NB: The test is divided into three parts – service, theory and blind tasting (having to pass all three at once in order to pass the exam). The Advanced also covers every wine growing region in the world. Because of this I was blind tasting two times a week – once with Carlton McCoy and once with Jay Fletcher – to understand grape varietals and the differences in growing regions. Studying for theory involved a lot of memorization; drawing maps to understand location of sub-regions really helped me, since I am a visual learner. Studying was nonstop all season long and took every minute of my free time. Making sacrifices such as missing ski days to get to this point was something I had to do.

There is an advanced course everyone takes before taking the exam, but the majority of the work is done with your own time. Having mentors and a great team around you to help in this process was essential for me.

TLN: How did working at The Little Nell help you prepare?

NB: The wine program we have here at The Nell allows me to be exposed to wines that not everyone gets to experience while honing my service skills. Not only do we work hard, but we have a lot of fun in creating the best experience we can for the guest. Carlton and I are always looking for new ways to make wine approachable and relaxed; after all most of our guests are on vacation.

Carlton played a major role in getting me ready for this exam. He sat down with me every week to discuss and go through blind tasting. He also gave me pointers and areas to focus on for the service portion. Occasionally he would ask me theory questions while I was working the floor which made them more difficult. Lastly, he would just make sure I wasn’t too stressed out with the upcoming exam by joking around and talking to me about something other than wine…. That was really needed. He has become a great friend and mentor.

TLN: Where was the exam held and can you describe what the testing setting, process was like – how many candidates tested and of that number, how many passed?

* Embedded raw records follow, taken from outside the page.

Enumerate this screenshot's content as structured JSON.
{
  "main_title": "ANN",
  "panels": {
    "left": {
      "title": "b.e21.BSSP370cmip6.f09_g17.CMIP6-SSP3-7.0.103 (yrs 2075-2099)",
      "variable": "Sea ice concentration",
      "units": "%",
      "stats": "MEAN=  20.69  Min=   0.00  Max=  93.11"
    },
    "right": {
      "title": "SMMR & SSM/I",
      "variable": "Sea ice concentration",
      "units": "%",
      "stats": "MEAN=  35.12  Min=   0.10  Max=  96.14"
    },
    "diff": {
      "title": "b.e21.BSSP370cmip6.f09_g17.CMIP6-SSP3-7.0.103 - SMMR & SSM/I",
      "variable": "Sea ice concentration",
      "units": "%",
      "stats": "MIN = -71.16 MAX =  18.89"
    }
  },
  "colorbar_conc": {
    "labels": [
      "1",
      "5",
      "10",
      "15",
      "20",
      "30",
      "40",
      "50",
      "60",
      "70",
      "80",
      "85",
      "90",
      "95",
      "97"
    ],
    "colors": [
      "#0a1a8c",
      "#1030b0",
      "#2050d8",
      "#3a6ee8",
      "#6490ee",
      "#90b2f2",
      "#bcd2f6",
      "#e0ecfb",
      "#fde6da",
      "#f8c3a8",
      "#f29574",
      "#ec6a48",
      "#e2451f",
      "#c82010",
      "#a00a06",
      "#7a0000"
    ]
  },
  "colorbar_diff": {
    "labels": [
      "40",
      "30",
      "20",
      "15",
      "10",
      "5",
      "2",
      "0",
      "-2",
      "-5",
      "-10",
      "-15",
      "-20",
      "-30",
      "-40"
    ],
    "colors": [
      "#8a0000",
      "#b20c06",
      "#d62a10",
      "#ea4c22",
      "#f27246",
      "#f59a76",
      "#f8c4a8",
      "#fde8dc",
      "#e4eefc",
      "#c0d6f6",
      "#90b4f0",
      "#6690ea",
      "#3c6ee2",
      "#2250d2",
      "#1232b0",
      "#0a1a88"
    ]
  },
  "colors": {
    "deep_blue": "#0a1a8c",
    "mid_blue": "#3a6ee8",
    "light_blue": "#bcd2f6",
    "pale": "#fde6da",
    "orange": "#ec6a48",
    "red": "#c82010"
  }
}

The exam was held in Portland, Oregon, at The Hotel Monaco. One part of the test was administered a day then results were given the last day of examination. Day 1 was the service exam which consisted of two tables’ mock Champagne service and red wine decanting. Day 2 was blind tasting where you have 25 minutes to go through six wines and come up with a conclusion. Day 3 was the written theory exam which covered questions about wine regions all over the world while also including questions about spirits and wine program management. After each exam there was a lot of waiting and wondering about how you did on that part while trying to get your mind focused for the next exam. This spring, 66 candidates took the test (their largest class ever) and 18 people passed.

  • TLN: What are some of the most fascinating things you learned in this process?

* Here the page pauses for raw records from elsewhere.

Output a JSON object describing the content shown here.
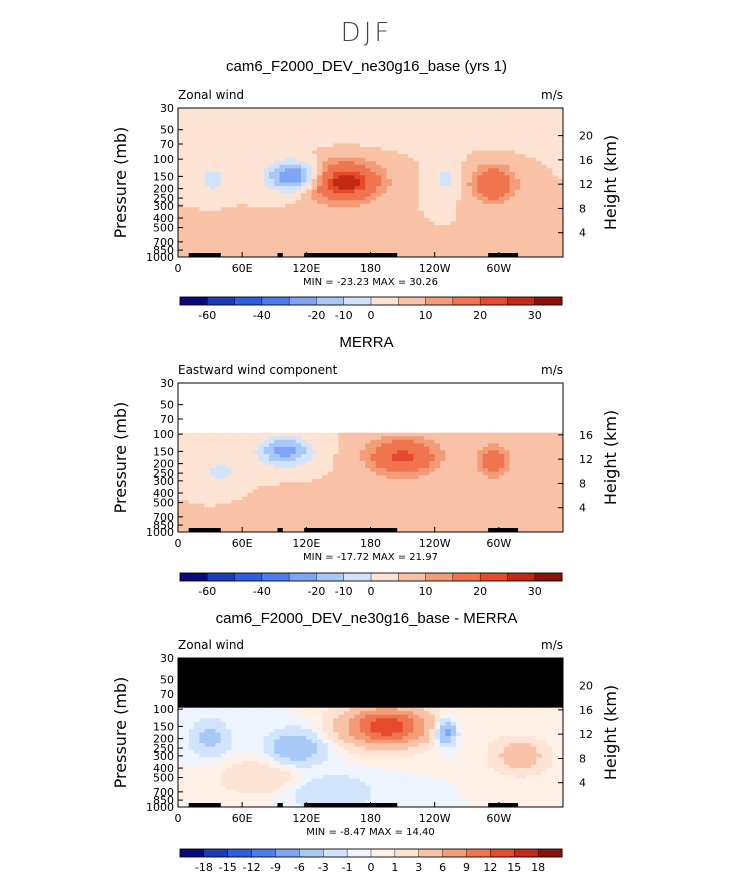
{
  "figure": {
    "title": "DJF"
  },
  "chart_data": [
    {
      "type": "heatmap",
      "title": "cam6_F2000_DEV_ne30g16_base (yrs 1)",
      "left_label": "Zonal wind",
      "right_label": "m/s",
      "ylabel": "Pressure (mb)",
      "ylabel_right": "Height (km)",
      "y_ticks": [
        "30",
        "50",
        "70",
        "100",
        "150",
        "200",
        "250",
        "300",
        "400",
        "500",
        "700",
        "850",
        "1000"
      ],
      "height_ticks": [
        "20",
        "16",
        "12",
        "8",
        "4"
      ],
      "x_ticks": [
        "0",
        "60E",
        "120E",
        "180",
        "120W",
        "60W"
      ],
      "min_max_text": "MIN = -23.23   MAX =  30.26",
      "colorbar_labels": [
        "-60",
        "-40",
        "-20",
        "-10",
        "0",
        "10",
        "20",
        "30"
      ],
      "colorbar_colors": [
        "#0a0a7a",
        "#1d3bb8",
        "#2f5ee0",
        "#4c7cf0",
        "#7fa5f4",
        "#a8c8f8",
        "#d2e4fb",
        "#fde3d3",
        "#f9c2a6",
        "#f49b77",
        "#ef744f",
        "#e44a2b",
        "#c22a16",
        "#8b1208"
      ],
      "features": [
        {
          "name": "westerly jet center",
          "lon": 155,
          "p": 170,
          "max": 30.26
        },
        {
          "name": "west atlantic jet",
          "lon": 295,
          "p": 180,
          "max": 20
        },
        {
          "name": "easterly center",
          "lon": 110,
          "p": 150,
          "min": -23.23
        }
      ]
    },
    {
      "type": "heatmap",
      "title": "MERRA",
      "left_label": "Eastward wind component",
      "right_label": "m/s",
      "ylabel": "Pressure (mb)",
      "ylabel_right": "Height (km)",
      "y_ticks": [
        "30",
        "50",
        "70",
        "100",
        "150",
        "200",
        "250",
        "300",
        "400",
        "500",
        "700",
        "850",
        "1000"
      ],
      "height_ticks": [
        "16",
        "12",
        "8",
        "4"
      ],
      "x_ticks": [
        "0",
        "60E",
        "120E",
        "180",
        "120W",
        "60W"
      ],
      "min_max_text": "MIN = -17.72   MAX =  21.97",
      "colorbar_labels": [
        "-60",
        "-40",
        "-20",
        "-10",
        "0",
        "10",
        "20",
        "30"
      ],
      "colorbar_colors": [
        "#0a0a7a",
        "#1d3bb8",
        "#2f5ee0",
        "#4c7cf0",
        "#7fa5f4",
        "#a8c8f8",
        "#d2e4fb",
        "#fde3d3",
        "#f9c2a6",
        "#f49b77",
        "#ef744f",
        "#e44a2b",
        "#c22a16",
        "#8b1208"
      ],
      "data_top_pressure": 100,
      "features": [
        {
          "name": "westerly jet center",
          "lon": 210,
          "p": 170,
          "max": 21.97
        },
        {
          "name": "west atlantic jet",
          "lon": 295,
          "p": 190,
          "max": 15
        },
        {
          "name": "easterly region",
          "lon": 100,
          "p": 150,
          "min": -17.72
        }
      ]
    },
    {
      "type": "heatmap",
      "title": "cam6_F2000_DEV_ne30g16_base - MERRA",
      "left_label": "Zonal wind",
      "right_label": "m/s",
      "ylabel": "Pressure (mb)",
      "ylabel_right": "Height (km)",
      "y_ticks": [
        "30",
        "50",
        "70",
        "100",
        "150",
        "200",
        "250",
        "300",
        "400",
        "500",
        "700",
        "850",
        "1000"
      ],
      "height_ticks": [
        "20",
        "16",
        "12",
        "8",
        "4"
      ],
      "x_ticks": [
        "0",
        "60E",
        "120E",
        "180",
        "120W",
        "60W"
      ],
      "min_max_text": "MIN =  -8.47   MAX =  14.40",
      "colorbar_labels": [
        "-18",
        "-15",
        "-12",
        "-9",
        "-6",
        "-3",
        "-1",
        "0",
        "1",
        "3",
        "6",
        "9",
        "12",
        "15",
        "18"
      ],
      "colorbar_colors": [
        "#0a0a7a",
        "#1d3bb8",
        "#2f5ee0",
        "#4c7cf0",
        "#7fa5f4",
        "#a8c8f8",
        "#d2e4fb",
        "#eef4fd",
        "#fef0e6",
        "#fde3d3",
        "#f9c2a6",
        "#f49b77",
        "#ef744f",
        "#e44a2b",
        "#c22a16",
        "#8b1208"
      ],
      "masked_above_pressure": 100,
      "features": [
        {
          "name": "positive difference center",
          "lon": 195,
          "p": 150,
          "max": 14.4
        },
        {
          "name": "negative difference center",
          "lon": 250,
          "p": 170,
          "min": -8.47
        }
      ]
    }
  ]
}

NB: During preparation for this test, you really learn a lot about yourself and how hard you can push yourself in order to accomplish your goals.

  • TLN: What other mentors, both locally and nationally, did you have and what role did they play?

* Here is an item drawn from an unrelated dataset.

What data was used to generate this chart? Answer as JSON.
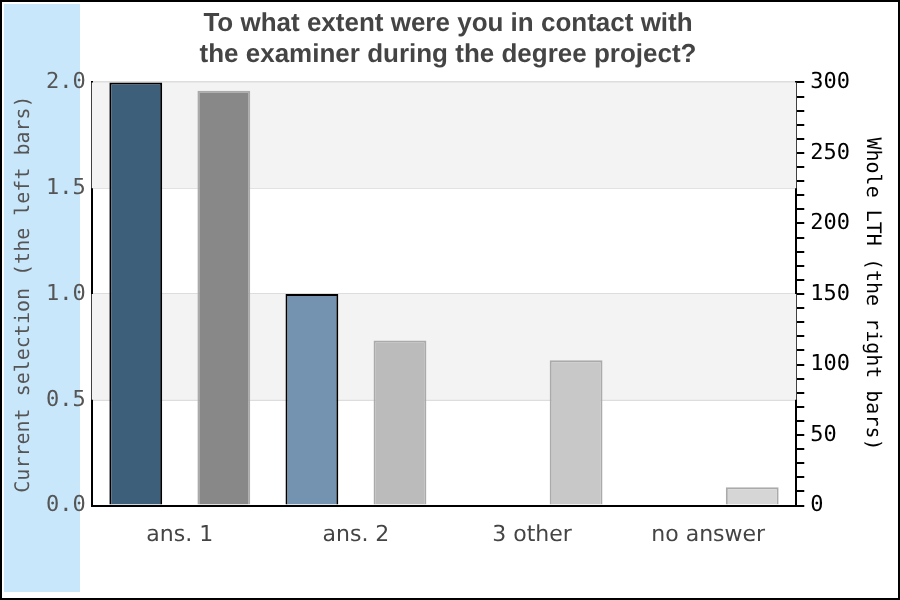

Locally, both Carlton McCoy and Jay Fletcher. They gave up so much of their free time each week to ensure I was prepared for this exam. Without these two gentleman I wouldn’t have been as confident about my chances to pass this exam. John Ragan, Wine Director of Union Square Hospitality Group, gave me my first shot at being a sommelier in New York City. John taught me a lot about service and that being a sommelier just isn’t about serving wine, but being able to master and skillfully accomplish anything required on a restaurant floor. Lastly Dustin Wilson, Wine Director of Eleven Madison Park, was very influential in my growth as a sommelier when I was in NYC. He showed me that wine service can be done in a fun and approachable manner, even in a fine dining setting. I am very thankful and lucky to have the support and mentorship of these four great sommeliers.

TLN: Do you have a favorite wine…or a summer wine recommendation?

NB: The first thing I opened when I passed was a great bottle of Chablis! So that is what I would recommend for the summertime. You can still find great value in this area.